Overdose is also very common with heroin. When you overdose on heroin, you take such a high dose that your breathing and respiratory system slows to the point that you slip into a coma or die. There has been a steep rise in heroin overdoses in recent years, including in Colorado.
Drug overdose can be fatal. If you suspect someone is experiencing an overdose, call 911 immediately. Do NOT be afraid to seek help. If you do not have access to a phone contact Colorado Poison Center for online assistance.
Understanding Heroin Addiction
Heroin is considered one of the most addictive drugs there is. Whereas with a lot of other substances people can use them recreationally and not become addicted or physically dependent, the likelihood of this happening with heroin is very low. Even when someone uses heroin just one time, they may become addicted, and this is because of the way it affects the brain.
Addiction is defined by a psychological need for a drug that is well beyond the control of the user, and below we’ll go into detail about just how and why heroin is so addictive.
Why Is Heroin So Addictive?
Heroin and other opioids bind to opioid receptors found in the brain. Heroin affects the areas of the brain that play a role in things like pleasure and reward, and when they’re stimulated in this way and flooded with the feel-good chemicals that come from the use of a drug like heroin, your brain starts to want to continue seeking out that substance. Your brain is inherently meant to seek out the things that bring you reward or pleasure, and that’s why people start to crave heroin so much. It’s their brain’s way of trying to keep getting the positive feelings of the drug.

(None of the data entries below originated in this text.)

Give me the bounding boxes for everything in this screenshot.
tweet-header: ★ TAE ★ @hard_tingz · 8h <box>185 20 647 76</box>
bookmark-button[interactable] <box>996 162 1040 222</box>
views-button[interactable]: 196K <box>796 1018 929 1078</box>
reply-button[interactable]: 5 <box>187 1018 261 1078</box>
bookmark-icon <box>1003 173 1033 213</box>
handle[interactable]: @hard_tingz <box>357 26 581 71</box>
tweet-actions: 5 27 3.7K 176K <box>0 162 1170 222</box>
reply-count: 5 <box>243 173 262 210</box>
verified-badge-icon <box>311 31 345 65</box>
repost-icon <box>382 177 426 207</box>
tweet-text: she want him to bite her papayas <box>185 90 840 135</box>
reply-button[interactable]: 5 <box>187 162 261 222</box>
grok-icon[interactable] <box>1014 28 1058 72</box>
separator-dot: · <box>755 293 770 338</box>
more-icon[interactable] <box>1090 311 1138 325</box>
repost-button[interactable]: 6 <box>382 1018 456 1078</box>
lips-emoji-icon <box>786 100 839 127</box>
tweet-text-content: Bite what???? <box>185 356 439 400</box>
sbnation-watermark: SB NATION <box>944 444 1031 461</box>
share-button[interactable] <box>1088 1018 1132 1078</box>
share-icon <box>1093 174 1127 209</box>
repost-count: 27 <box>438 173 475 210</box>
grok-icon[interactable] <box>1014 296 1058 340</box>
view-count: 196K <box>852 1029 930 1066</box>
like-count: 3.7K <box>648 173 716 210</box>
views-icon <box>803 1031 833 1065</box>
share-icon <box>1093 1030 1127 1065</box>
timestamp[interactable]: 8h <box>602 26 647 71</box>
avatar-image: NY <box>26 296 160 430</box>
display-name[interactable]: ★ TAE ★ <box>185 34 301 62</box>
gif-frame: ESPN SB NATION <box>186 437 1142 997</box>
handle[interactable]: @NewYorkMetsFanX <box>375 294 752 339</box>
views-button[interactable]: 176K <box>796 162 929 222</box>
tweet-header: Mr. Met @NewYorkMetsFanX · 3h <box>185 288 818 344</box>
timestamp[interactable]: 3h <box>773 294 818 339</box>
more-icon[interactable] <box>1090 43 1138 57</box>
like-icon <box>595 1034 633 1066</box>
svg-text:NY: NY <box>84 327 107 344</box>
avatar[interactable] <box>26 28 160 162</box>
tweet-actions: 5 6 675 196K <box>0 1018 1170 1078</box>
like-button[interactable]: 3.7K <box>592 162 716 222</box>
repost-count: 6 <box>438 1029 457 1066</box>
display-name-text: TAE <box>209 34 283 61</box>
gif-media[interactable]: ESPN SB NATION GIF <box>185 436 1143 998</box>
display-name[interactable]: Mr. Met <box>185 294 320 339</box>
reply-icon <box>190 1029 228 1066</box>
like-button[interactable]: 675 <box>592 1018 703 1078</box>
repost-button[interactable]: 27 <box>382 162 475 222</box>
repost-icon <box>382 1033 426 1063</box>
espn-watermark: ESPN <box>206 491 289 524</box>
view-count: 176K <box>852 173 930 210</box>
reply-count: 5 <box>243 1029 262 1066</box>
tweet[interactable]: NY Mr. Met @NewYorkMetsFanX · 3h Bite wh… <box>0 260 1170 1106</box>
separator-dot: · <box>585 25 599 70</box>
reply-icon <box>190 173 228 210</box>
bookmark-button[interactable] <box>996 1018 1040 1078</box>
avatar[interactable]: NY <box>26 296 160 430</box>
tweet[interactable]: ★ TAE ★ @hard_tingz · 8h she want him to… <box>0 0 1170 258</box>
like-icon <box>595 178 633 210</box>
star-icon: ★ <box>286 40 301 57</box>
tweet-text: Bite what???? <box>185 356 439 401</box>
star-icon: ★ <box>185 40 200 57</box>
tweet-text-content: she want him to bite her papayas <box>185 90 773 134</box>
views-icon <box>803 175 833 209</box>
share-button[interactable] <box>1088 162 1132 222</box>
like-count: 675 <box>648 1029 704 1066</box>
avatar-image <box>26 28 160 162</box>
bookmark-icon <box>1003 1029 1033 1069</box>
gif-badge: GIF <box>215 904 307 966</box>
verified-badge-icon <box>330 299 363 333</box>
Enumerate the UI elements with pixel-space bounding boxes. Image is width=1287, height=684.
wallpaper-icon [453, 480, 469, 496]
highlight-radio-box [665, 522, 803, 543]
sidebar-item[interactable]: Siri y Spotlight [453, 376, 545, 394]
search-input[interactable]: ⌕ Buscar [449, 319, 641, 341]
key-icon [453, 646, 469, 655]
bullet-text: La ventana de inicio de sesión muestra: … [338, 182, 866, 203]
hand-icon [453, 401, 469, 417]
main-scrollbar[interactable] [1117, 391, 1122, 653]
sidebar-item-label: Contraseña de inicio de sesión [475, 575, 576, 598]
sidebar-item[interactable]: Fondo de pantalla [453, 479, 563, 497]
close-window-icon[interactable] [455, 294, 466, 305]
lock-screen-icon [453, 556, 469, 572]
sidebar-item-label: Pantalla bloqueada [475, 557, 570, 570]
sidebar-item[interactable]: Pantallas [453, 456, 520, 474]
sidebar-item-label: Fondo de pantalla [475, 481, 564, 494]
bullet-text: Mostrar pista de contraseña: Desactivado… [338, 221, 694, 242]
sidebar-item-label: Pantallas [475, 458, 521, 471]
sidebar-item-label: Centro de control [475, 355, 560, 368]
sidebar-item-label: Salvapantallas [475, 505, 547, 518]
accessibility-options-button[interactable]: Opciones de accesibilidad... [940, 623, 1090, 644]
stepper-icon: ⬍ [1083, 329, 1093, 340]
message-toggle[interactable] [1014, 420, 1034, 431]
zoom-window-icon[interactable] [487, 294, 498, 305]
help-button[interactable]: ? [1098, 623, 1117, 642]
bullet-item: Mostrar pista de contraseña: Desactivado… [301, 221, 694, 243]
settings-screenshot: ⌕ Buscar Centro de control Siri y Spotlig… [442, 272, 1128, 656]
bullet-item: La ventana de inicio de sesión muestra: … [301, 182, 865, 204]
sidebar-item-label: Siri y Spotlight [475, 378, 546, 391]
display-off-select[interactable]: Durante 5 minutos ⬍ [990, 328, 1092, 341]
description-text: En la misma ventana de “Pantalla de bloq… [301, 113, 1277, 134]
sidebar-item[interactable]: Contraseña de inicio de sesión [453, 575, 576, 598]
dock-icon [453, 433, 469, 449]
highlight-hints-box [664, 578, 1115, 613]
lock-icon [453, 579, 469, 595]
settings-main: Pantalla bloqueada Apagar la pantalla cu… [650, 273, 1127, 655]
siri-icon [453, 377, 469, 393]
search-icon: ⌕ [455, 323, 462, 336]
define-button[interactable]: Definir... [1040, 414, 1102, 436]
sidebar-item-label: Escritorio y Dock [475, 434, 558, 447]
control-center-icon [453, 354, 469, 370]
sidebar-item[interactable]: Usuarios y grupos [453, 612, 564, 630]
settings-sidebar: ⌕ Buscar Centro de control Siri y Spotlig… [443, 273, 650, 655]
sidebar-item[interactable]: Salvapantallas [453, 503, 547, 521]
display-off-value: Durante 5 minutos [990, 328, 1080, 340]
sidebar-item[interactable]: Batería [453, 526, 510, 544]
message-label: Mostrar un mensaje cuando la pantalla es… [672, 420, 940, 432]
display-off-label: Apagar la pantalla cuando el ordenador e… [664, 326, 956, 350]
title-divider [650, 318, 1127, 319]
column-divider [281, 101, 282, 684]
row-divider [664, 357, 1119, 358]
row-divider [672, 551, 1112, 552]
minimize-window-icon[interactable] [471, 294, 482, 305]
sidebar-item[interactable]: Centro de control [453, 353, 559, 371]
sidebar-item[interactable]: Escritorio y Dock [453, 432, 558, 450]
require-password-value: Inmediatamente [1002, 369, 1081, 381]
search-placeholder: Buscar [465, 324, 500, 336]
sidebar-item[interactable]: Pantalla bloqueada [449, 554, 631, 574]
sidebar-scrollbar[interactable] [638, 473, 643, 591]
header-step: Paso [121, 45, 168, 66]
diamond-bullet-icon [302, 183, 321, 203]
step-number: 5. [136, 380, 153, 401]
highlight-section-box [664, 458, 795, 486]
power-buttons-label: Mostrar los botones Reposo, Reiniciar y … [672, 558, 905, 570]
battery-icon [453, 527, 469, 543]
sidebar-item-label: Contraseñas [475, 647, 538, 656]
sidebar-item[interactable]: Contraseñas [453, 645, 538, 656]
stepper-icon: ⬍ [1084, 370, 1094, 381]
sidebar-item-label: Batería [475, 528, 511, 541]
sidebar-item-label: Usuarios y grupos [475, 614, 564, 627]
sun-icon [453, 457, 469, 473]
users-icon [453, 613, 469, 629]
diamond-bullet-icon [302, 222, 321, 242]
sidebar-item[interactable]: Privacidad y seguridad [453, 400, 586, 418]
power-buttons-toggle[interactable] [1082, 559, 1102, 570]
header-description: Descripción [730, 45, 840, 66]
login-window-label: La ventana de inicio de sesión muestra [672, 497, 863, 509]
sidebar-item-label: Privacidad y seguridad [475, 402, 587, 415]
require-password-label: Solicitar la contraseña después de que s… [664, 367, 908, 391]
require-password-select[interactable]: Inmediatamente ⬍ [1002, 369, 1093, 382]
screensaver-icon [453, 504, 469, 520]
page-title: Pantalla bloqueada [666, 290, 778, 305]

When you use heroin, there’s not only the psychological addiction that becomes a problem. There’s also the ideas of tolerance and dependence. When you take heroin, sometimes even just a few times, your brain starts to become used to its presence. That means you need higher doses to get the euphoric high you’re likely chasing with the use of this drug. As you take more and more heroin, not only is your risk of overdose higher, but you’re also building a physical dependence.
Being physically dependent on heroin means that your body is so used to it that if you were to stop taking it, you would experience uncomfortable withdrawal symptoms.
With heroin and all other opioids they are extremely habit-forming, psychologically and physically, and while every individual is different, these habits can form after only using the drug once or just a handful of times.
Heroin Addiction Rate
Colorado is one of the many U.S. states that are seeing serious problems resulting from heroin. For example, overdose deaths in Colorado related to all opioids outnumbered homicides in 2015. Throughout Colorado including Boulder and Denver, heroin indicators have been increasing in recent years, which includes things like deaths related to these drugs, and admissions to hospitals because of them.
Colorado and areas like Denver and Boulder aren’t alone, however. For example, it’s estimated that 13.5 million people take opioids in the world, and more than nine million of those use heroin. Opiates, with the primary focus being on heroin, account for nearly 20 percent of admissions to drug and alcohol treatment programs in the U.S.
It’s hard to know the exact addiction rate because not everyone is going to be honest or even know they are addicted to heroin, but the trends are pointing to the fact that it continues to rise. In states like Colorado where there has been a push to limit the availability of prescription opioids, this has even led to some increases in the use of heroin as an alternative.